Computational neurobiology is an approach to studying the nervous system that attempts to describe complex behavior, often observed in systems of neurons, in terms of information, and algorithms for encoding such information. My research has focused on a combination of these approaches to advance our understanding of brain/behavior relationships. Although each model system has its unique attributes and technical strengths and weaknesses, the core evolutionary principles that guide neuroethological research guarantee that principles learned in one model system apply generally. A wealth of research in ethology and neurobiology substantiates and elaborates this claim. In my own research, the major focus has been the study of birdsong learning and the attendant avian song system. Song learning is an example of a very general class of sensorimotor learning phenomena that are modeled as reinforcement learning. Thus, the lessons we have learned from this emerging premier model system have broad implications for explaining the rules whereby systems of neurons organize in response to environmental cues. Because song learning is a form of vocal learning, our studies also impact upon research in speech and language processing.

Two principal computational problems need to be solved in neural implementations of vocal learning. The first is to form the high dimensional mapping between sensory (auditory) input and vocal (motor) output. The second is to establish a mechanism that can learn to adaptively modify motor output in the presence of feedback delay. Recent observations in zebra finches suggest that "offline" mechanisms during sleep as well as "online" mechanisms during singing are important for birdsong learning. We are currently testing the central prediction of this hypothesis, that sleep acts to reinforce or suppress various motor patterns practiced during the day. We have identified the cholinergic system as a central player in behavioral state modulation in this system. This motivates studies at the systems and cellular level (the latter in a brain slice preparation) to understand how sensory feedback is differentially regulated in different neural pathways by neuromodulators. These studies are pursued in the context of observations regarding temporal coding and hierarchical organization of the vocal motor system. Our recent neurophysiological studies of song development suggest that the traditional instructional model of birdsong learning is incomplete. Rather, selectional processes may act to establish motor programs during the subsong and early plastic song phases of song development. We also study the neuroethology of auditory perceptions, currently by pursuing an analysis of individual vocal recognition in starlings by combining behavioral and neurophysiological approaches. Finally, we are investigating certain predictions of human speech perception and production that have resulted from the birdsong work.

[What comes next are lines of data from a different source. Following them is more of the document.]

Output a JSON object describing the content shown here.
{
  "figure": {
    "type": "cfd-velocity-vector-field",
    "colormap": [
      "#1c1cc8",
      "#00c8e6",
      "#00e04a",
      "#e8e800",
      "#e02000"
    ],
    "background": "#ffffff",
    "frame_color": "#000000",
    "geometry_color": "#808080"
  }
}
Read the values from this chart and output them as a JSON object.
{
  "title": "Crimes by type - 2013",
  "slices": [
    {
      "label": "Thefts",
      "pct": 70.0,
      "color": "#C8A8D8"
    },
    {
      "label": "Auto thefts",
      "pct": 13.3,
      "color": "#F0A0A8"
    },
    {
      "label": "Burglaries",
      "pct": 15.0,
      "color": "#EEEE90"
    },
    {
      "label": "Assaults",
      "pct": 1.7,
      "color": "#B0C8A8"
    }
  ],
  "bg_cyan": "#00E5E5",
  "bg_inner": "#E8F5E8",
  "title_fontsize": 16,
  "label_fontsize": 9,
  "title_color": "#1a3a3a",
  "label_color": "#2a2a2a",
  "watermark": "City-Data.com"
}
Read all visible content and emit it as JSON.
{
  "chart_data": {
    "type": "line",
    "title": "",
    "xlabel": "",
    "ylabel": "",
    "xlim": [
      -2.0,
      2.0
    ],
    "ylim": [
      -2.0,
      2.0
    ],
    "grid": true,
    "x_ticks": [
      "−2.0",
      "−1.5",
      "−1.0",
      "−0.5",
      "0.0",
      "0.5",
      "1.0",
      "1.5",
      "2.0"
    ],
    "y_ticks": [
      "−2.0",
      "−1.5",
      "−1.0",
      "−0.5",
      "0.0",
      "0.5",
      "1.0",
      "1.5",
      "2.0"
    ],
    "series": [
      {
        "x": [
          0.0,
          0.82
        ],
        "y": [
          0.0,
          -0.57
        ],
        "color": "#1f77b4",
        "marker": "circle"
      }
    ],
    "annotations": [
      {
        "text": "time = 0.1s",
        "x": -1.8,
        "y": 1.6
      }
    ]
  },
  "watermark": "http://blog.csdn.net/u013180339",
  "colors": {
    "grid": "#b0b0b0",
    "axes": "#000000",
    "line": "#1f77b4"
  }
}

To address these and related questions, we use a variety of approaches, including extracellular single-cell and multielectrode array recordings in the context of auditory neurophysiology, intracellular brain "slice" recordings, chronic motor recordings from singing birds, neuroanatomical techniques, computer based behavioral observation and shaping, and (connectionist) neural nets modeling and other quantitative approaches. I will sponsor students interested in these or other aspects of neurobiology and behavior.

I teach a course in Neuroethology. The design of this course considers the needs of advanced students who plan to pursue graduate work, particularly in neurobiology or experimental psychology. It covers topics in systems, computational, and behavioral neuroscience. There is a heavy emphasis on original literature, and oral and written scientific presentations. Labs include exposure to instrumentation and electronics, and involve work with live animals. The labs are taught in one of our state-of-the-art laboratory rooms in the Biological Sciences Learning Center building.